(Nemo m’accompagnait, il m’a accompagné pendant tout ce trajet. Il m’a accompagné secrètement, caché de moi. Ce n’est qu’aujourd’hui, une fois rentré à Nice, à Nice que le gris du ciel, la petite pluie fine, rend plus européenne encore, ce n’est qu’aujourd’hui que je l’entrevois, que je le remarque, comme une ombre, un double, un décalage de moi-même. Un fantôme, une présence plus qu’une forme.
Il attendait la fin de l’après-midi, lorsque la chaleur fléchissait, pour aller se promener sur les quais.)
J’étais venu m’asseoir sur la balustrade du kiosque, un homme était assis là, dans une autre embrasure entre deux colonnes, silencieux, qui m’a à peine regardé lorsque je suis venu m’asseoir, et deux chiens étaient couchés dans le kiosque, dormaient, qui eux non plus n’ont pas porté beaucoup d’attention à mon arrivée.
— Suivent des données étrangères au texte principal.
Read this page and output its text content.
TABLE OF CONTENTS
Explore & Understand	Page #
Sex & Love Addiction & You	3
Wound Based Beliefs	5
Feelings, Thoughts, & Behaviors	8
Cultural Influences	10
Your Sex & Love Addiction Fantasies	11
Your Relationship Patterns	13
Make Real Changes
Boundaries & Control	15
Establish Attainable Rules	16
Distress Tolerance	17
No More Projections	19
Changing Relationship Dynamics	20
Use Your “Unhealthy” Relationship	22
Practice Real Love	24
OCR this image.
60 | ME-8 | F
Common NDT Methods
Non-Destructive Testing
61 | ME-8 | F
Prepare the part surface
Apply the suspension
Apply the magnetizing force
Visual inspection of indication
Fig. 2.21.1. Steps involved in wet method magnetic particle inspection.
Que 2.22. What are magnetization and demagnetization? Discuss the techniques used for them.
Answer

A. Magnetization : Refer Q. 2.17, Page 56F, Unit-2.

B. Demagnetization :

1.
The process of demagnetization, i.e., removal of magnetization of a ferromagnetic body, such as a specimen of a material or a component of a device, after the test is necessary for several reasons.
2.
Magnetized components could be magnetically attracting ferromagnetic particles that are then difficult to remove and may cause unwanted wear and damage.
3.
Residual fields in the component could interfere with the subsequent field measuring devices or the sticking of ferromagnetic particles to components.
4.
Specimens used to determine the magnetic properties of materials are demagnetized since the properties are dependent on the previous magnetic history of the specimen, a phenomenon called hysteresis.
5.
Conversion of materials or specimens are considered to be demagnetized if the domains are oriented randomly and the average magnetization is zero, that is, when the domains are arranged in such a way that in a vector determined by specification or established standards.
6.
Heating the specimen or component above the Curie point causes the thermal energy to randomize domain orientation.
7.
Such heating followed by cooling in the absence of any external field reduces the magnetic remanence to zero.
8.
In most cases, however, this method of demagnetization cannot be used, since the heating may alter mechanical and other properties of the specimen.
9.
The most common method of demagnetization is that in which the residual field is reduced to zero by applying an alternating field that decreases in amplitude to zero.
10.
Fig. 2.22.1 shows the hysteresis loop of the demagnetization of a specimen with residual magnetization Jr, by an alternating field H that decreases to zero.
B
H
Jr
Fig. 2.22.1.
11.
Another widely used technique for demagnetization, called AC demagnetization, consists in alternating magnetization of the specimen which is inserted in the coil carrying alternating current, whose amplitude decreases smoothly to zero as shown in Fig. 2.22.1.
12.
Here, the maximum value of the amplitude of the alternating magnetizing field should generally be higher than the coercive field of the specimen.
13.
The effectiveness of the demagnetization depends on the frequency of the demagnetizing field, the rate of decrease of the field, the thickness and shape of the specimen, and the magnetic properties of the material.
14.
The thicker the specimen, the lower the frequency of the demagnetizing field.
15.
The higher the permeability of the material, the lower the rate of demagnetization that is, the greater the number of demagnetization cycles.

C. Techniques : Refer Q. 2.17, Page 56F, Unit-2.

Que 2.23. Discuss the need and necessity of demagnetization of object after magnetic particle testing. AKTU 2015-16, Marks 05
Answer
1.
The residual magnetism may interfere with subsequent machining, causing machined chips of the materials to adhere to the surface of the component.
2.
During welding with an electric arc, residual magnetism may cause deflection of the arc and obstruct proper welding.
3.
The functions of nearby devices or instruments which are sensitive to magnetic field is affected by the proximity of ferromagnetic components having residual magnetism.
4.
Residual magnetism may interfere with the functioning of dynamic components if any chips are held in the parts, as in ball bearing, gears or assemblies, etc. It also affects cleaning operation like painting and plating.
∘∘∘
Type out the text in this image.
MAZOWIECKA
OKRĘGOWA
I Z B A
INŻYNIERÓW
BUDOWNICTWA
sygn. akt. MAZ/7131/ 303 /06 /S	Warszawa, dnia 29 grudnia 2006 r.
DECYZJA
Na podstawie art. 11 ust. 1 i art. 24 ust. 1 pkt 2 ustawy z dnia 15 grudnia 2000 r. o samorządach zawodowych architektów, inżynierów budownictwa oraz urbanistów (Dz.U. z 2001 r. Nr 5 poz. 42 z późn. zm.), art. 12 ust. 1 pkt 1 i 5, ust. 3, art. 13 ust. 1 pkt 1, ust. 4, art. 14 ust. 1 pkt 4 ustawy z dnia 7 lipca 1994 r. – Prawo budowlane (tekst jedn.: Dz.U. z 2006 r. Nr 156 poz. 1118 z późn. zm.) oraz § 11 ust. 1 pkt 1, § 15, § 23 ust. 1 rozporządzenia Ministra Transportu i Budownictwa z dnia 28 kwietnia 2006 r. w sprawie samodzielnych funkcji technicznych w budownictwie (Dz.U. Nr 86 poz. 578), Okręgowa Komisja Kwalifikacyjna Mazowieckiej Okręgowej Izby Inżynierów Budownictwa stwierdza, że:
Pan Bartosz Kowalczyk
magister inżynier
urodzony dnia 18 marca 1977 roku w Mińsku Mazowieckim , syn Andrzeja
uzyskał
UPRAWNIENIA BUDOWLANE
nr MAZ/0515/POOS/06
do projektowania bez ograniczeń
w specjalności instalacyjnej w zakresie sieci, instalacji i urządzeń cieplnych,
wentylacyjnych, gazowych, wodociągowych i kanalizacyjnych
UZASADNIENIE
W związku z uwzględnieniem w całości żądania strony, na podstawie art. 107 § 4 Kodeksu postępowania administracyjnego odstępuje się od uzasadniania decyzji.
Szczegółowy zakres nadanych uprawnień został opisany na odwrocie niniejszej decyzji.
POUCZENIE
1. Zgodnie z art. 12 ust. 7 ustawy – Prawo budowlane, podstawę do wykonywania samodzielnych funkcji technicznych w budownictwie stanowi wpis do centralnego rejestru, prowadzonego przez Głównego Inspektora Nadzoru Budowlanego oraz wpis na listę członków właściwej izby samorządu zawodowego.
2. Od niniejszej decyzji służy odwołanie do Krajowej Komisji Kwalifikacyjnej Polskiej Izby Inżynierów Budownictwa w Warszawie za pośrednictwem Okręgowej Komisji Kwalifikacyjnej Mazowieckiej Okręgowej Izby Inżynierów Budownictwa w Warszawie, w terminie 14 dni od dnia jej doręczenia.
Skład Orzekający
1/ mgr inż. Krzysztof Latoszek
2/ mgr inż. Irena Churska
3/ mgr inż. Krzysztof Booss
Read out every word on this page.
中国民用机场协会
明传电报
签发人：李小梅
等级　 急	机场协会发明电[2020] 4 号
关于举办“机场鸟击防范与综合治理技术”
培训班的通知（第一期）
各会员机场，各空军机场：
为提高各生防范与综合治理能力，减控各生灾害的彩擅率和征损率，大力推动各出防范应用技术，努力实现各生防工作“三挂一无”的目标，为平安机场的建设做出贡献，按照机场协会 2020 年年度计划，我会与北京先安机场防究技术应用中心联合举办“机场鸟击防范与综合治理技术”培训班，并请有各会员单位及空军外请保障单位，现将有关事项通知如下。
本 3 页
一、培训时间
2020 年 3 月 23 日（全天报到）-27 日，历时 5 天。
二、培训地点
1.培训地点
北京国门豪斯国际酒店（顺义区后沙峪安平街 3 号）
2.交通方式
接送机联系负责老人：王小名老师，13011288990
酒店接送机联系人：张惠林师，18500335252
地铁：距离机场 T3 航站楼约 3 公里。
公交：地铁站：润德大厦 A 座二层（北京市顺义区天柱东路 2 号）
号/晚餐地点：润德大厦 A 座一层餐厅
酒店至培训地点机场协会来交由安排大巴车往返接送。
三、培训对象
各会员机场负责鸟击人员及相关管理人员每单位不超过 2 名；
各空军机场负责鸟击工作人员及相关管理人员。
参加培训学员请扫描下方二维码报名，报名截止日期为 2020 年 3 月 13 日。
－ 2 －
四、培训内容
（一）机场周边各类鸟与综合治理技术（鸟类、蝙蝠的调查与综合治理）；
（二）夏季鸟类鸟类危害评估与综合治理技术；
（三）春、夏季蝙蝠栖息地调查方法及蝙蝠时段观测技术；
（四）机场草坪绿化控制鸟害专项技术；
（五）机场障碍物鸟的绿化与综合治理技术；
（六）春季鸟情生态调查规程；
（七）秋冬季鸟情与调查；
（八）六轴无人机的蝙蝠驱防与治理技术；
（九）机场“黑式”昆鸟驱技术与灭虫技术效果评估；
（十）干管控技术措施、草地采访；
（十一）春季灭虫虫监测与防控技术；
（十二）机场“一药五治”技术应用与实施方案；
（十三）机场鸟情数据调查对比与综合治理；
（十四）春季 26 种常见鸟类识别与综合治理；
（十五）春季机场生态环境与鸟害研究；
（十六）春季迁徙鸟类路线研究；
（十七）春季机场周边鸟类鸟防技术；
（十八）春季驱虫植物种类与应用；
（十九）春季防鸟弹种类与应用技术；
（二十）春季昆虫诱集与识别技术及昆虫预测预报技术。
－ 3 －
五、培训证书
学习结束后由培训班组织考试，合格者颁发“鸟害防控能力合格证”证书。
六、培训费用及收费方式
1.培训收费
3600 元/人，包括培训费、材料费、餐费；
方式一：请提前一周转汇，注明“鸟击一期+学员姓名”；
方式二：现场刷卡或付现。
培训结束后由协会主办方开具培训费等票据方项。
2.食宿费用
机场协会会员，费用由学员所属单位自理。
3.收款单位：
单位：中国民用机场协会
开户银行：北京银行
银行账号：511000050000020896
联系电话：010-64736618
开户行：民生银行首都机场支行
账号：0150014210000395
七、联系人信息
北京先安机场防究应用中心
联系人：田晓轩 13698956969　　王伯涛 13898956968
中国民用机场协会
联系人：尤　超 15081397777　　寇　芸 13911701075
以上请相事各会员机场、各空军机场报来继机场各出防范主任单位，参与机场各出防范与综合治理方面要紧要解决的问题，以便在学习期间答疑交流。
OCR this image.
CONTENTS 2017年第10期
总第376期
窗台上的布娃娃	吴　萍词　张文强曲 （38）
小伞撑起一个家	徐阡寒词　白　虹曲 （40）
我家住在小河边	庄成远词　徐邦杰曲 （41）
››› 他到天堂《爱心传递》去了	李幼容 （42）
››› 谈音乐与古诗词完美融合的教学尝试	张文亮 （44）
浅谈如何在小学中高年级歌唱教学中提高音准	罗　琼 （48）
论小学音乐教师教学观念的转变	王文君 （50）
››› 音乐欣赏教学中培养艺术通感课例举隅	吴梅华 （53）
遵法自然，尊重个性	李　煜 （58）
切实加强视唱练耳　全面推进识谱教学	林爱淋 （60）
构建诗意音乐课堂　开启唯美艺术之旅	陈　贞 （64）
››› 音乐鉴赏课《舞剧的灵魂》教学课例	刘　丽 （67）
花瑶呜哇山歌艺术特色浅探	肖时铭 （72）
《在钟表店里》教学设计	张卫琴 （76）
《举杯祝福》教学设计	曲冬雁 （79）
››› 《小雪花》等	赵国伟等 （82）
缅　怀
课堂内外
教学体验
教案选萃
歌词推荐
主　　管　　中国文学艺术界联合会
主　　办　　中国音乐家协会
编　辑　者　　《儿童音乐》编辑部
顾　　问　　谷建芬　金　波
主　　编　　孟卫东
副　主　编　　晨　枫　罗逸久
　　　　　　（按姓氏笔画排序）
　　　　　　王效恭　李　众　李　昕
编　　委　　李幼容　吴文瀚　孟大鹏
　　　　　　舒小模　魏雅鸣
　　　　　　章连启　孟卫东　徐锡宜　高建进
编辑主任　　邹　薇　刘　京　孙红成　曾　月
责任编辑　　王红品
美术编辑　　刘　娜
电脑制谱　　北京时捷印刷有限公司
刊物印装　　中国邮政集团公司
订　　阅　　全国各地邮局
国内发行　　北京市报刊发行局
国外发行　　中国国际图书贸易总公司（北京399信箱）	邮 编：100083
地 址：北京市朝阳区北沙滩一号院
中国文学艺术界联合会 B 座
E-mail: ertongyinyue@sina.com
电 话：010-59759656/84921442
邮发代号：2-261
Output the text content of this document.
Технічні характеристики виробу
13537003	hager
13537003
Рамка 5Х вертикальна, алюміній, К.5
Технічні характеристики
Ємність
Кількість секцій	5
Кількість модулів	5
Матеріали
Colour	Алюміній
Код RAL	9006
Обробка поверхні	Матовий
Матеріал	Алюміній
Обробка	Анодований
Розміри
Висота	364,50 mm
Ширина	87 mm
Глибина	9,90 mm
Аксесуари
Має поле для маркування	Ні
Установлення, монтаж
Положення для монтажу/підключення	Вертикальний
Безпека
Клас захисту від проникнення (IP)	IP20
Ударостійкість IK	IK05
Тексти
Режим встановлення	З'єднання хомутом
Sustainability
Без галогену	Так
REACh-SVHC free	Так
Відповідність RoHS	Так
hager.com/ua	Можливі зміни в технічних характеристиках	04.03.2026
Mais je ne suis pas resté longtemps, j’ai été chassé par les moustiques.
Dans la journée la ville est pleine de mouches. Dans la journée, dans la chaleur et la lumière de la journée, la ville est pleine de mouches. Le soir, au moment où le soleil s’approche de l’horizon et où la nuit commence de tomber, se lèvent des nuages de moustiques. Je ne peux pas rester, il aurait fallu que je m’enduise d’essence de citronnelle. Je laisse le kiosque qui surplombe les derniers degrés du »ghat » à l’homme et aux deux chiens. Et je vais me promener le long des quais.
(Nemo est invisible. Il a réussi ça. Il se promène le long des quais et s’arrête aux échoppes des libraires.)
Il y a un jeune garçon. Il a alors à la main une grosse boulette au sucre et au lait. Tandis que de trois doigts il partage la boulette en trois ou quatre morceaux, il m’explique que c’est une puja, une offrande. Au moment où il m’en offre un morceau, le libraire dit « non » et le garçon renonce à m’offrir un morceau de son offrande.
C’est le deuxième soir et maintenant on s’est habitué à ma présence dans le quartier. On ne me regarde plus. Je marche, je traverse les nuées de moustiques et je vais m’asseoir à l’échoppe d’un libraire.
La nuit tombe très vite. Peu après la disparition du disque solaire derrière l’horizon la nuit est tombée. Le ciel n’éclaire plus, ce sont les ampoules et les lampes.